Support for Native American Female Entrepreneurs
Certainly, Native Americans face notable barriers when launching a startup business. These barriers can include poor access to education and training as well as to loans and financial capital. However, these obstacles can be even greater for female entrepreneurs. As such, some organizations focused on tribal economic development focus on this stakeholder group. Recognizing the inequalities that exist, they seek to provide a business community development program just for women.
One such organization is Native Women Lead, which was founded in 2017 by eight Native American female entrepreneurs. The organization provides access to capital to tribal women starting a business. They also offer mentors, finance education, and other social and networking supports. Specific tribal economic development funds include their Matriarch Creative Fund and their Matriarch Restorative Fund. The former looks to fund businesses in the creative arts while the latter is more inclusive of all business types. To date, the organization has award over $5000,000 to 65 different Native American women. And it’s looking to expand further with collaborative initiatives with larger non-profit organizations.
Creating a Tribal Entrepreneurial Pipeline
In today’s climate of challenging startup capital, a business community development program is more important than ever.

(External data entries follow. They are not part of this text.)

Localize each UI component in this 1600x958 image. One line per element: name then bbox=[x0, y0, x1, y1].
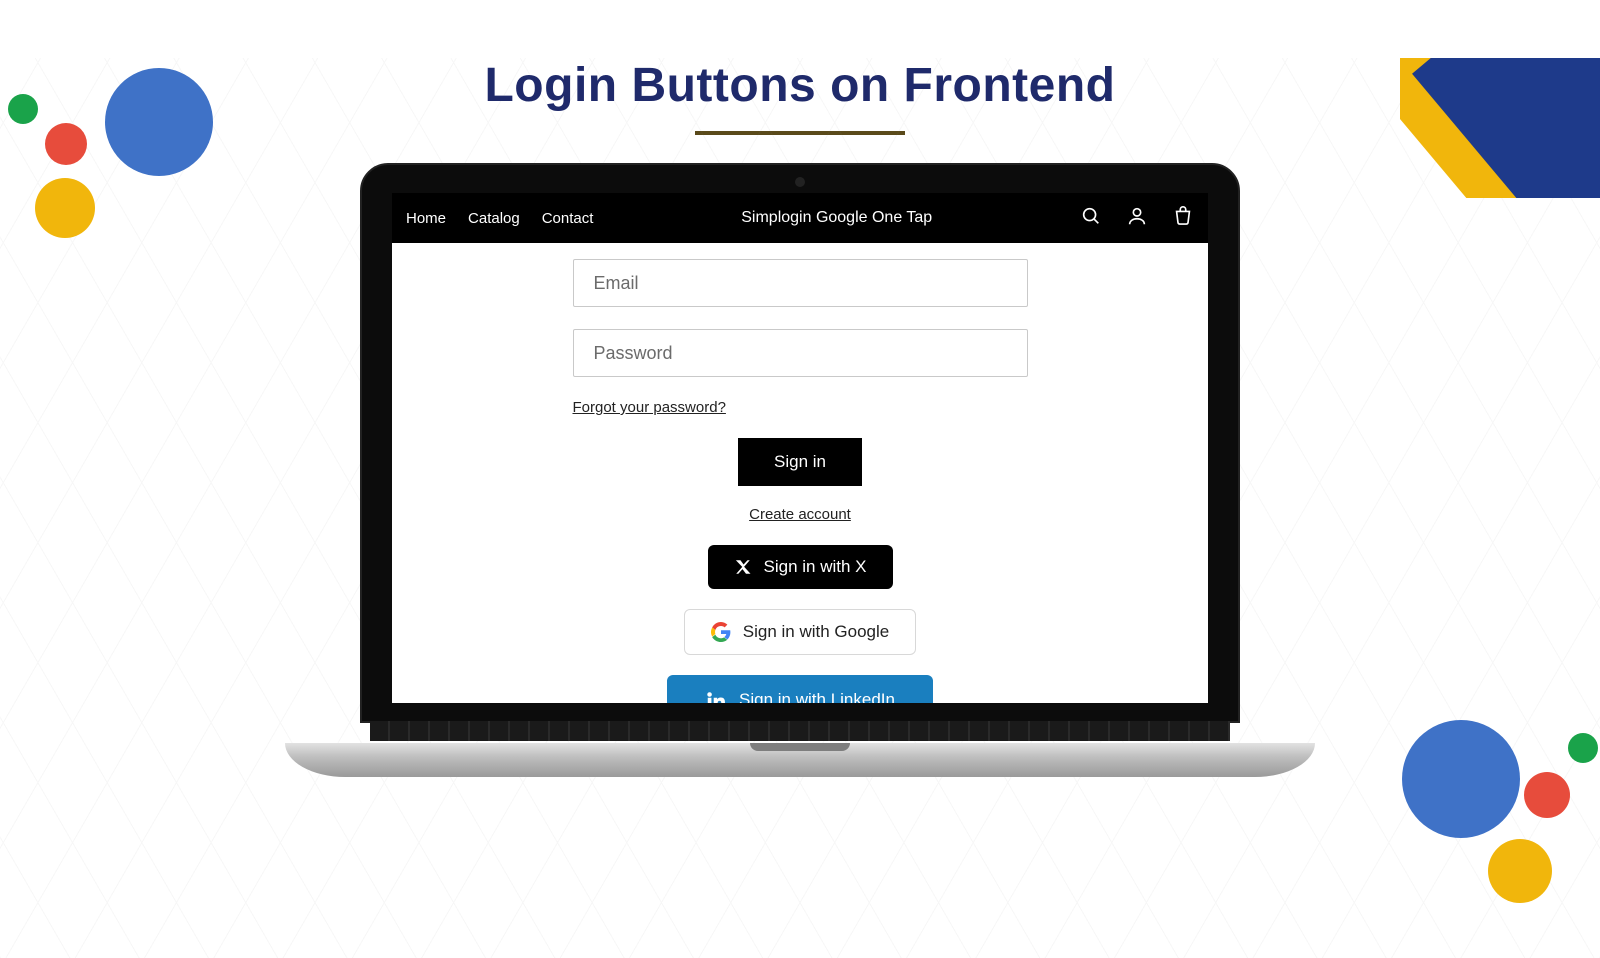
nav-home[interactable]: Home bbox=[406, 210, 446, 227]
linkedin-icon bbox=[705, 689, 727, 703]
signin-x-button[interactable]: Sign in with X bbox=[708, 545, 893, 589]
decor-circle bbox=[1488, 839, 1552, 903]
decor-circle bbox=[1568, 733, 1598, 763]
header-icons bbox=[1080, 205, 1194, 232]
storefront-screen: Home Catalog Contact Simplogin Google On… bbox=[392, 193, 1208, 703]
site-title: Simplogin Google One Tap bbox=[593, 209, 1080, 227]
signin-linkedin-label: Sign in with LinkedIn bbox=[739, 690, 895, 703]
search-icon[interactable] bbox=[1080, 205, 1102, 232]
nav-contact[interactable]: Contact bbox=[542, 210, 594, 227]
account-icon[interactable] bbox=[1126, 205, 1148, 232]
password-placeholder: Password bbox=[594, 343, 673, 364]
signin-button[interactable]: Sign in bbox=[738, 438, 862, 486]
decor-circle bbox=[1402, 720, 1520, 838]
decor-circle bbox=[35, 178, 95, 238]
create-account-link[interactable]: Create account bbox=[749, 506, 851, 523]
laptop-keyboard bbox=[370, 721, 1230, 741]
login-form: Email Password Forgot your password? Sig… bbox=[573, 259, 1028, 703]
signin-google-label: Sign in with Google bbox=[743, 622, 889, 642]
camera-dot bbox=[795, 177, 805, 187]
laptop-base bbox=[285, 743, 1315, 777]
laptop-bezel: Home Catalog Contact Simplogin Google On… bbox=[360, 163, 1240, 723]
email-placeholder: Email bbox=[594, 273, 639, 294]
google-icon bbox=[711, 622, 731, 642]
cart-icon[interactable] bbox=[1172, 205, 1194, 232]
signin-x-label: Sign in with X bbox=[764, 557, 867, 577]
decor-circle bbox=[45, 123, 87, 165]
site-header: Home Catalog Contact Simplogin Google On… bbox=[392, 193, 1208, 243]
signin-google-button[interactable]: Sign in with Google bbox=[684, 609, 916, 655]
password-field[interactable]: Password bbox=[573, 329, 1028, 377]
decor-circle bbox=[1524, 772, 1570, 818]
laptop-mockup: Home Catalog Contact Simplogin Google On… bbox=[285, 163, 1315, 777]
page-title: Login Buttons on Frontend bbox=[0, 58, 1600, 113]
forgot-password-link[interactable]: Forgot your password? bbox=[573, 399, 726, 416]
nav-links: Home Catalog Contact bbox=[406, 210, 593, 227]
laptop-lip bbox=[750, 743, 850, 751]
x-icon bbox=[734, 558, 752, 576]
signin-linkedin-button[interactable]: Sign in with LinkedIn bbox=[667, 675, 933, 703]
nav-catalog[interactable]: Catalog bbox=[468, 210, 520, 227]
email-field[interactable]: Email bbox=[573, 259, 1028, 307]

This is especially true for tribal economic development and Native American entrepreneurs. The list of support organizations above are thus needed for these business-minded populations. Not only will training, financial support, and access to resources advance the number of Native American businesses. But they will also create a foundation of businesses and entrepreneurs that can support future tribal developments. It all starts with a seed of support, and these are the entities that envision a brighter future for tribal businesses.